Tree size of 6 appears to have the lowest CV rate.
(i) Produce a pruned tree corresponding to the optimal tree size obtained using cross-validation. If cross-validation does not lead to selection of a pruned tree, then create a pruned tree with five terminal nodes.
oj.pruned = prune.tree(oj.tree, best = 6)
(j) Compare the training error rates between the pruned and unpruned trees. Which is higher?
summary(oj.pruned)
##
## Classification tree:
## snip.tree(tree = oj.tree, nodes = 12L)
## Variables actually used in tree construction:
## [1] "LoyalCH" "PriceDiff" "ListPriceDiff"
## Number of terminal nodes: 6
## Residual mean deviance: 0.7701 = 611.5 / 794
## Misclassification error rate: 0.175 = 140 / 800
summary(oj.tree)
##
## Classification tree:
## tree(formula = Purchase ~ ., data = OJ.train)

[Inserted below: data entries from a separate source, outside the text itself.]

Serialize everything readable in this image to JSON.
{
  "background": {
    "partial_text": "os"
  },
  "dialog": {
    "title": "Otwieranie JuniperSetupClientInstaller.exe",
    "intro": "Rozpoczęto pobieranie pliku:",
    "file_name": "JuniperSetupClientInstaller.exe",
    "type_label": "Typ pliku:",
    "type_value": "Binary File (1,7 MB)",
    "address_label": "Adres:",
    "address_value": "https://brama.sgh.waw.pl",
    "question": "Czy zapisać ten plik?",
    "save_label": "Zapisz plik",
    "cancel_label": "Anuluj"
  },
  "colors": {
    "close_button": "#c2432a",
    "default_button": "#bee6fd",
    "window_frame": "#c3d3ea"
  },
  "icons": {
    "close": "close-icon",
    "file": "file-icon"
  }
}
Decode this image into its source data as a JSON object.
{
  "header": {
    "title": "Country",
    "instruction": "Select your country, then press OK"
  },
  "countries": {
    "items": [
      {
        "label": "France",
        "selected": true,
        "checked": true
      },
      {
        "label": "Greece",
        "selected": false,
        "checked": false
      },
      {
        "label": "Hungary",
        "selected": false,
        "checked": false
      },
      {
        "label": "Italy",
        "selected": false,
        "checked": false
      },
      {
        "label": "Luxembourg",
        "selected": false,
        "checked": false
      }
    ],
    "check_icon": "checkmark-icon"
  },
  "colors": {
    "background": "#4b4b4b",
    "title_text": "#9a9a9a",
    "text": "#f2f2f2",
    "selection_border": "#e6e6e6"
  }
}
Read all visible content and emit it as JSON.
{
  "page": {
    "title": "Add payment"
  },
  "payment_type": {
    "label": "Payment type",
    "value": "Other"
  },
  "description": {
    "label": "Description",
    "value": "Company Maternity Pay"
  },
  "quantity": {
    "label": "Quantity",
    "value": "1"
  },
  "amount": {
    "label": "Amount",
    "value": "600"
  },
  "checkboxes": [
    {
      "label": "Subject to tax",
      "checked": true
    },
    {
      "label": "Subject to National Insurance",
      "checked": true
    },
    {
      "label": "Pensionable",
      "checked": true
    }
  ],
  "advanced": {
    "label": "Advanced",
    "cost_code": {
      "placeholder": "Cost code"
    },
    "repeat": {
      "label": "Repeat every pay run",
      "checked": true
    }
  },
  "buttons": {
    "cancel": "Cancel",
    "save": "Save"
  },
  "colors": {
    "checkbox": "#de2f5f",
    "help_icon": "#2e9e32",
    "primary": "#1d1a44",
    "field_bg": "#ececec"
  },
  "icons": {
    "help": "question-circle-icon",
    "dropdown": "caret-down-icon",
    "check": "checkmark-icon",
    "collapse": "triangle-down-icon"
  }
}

## Variables actually used in tree construction:
## [1] "LoyalCH" "PriceDiff" "ListPriceDiff" "SalePriceMM"
## Number of terminal nodes: 7
## Residual mean deviance: 0.7564 = 599.8 / 793
## Misclassification error rate: 0.1612 = 129 / 800
We can see from the table that the misclasification rate for the pruned oj is higher.
(k) Compare the test error rates between the pruned and unpruned trees. Which is higher?
pred.unpruned = predict(oj.tree, OJ.test, type = "class")
misclass.unpruned = sum(OJ.test$Purchase != pred.unpruned)
misclass.unpruned/length(pred.unpruned)
## [1] 0.1666667
pred.pruned = predict(oj.pruned, OJ.test, type = "class")
misclass.pruned = sum(OJ.test$Purchase != pred.pruned)
misclass.pruned/length(pred.pruned)
## [1] 0.2
We see that the pruned has a higher error rate.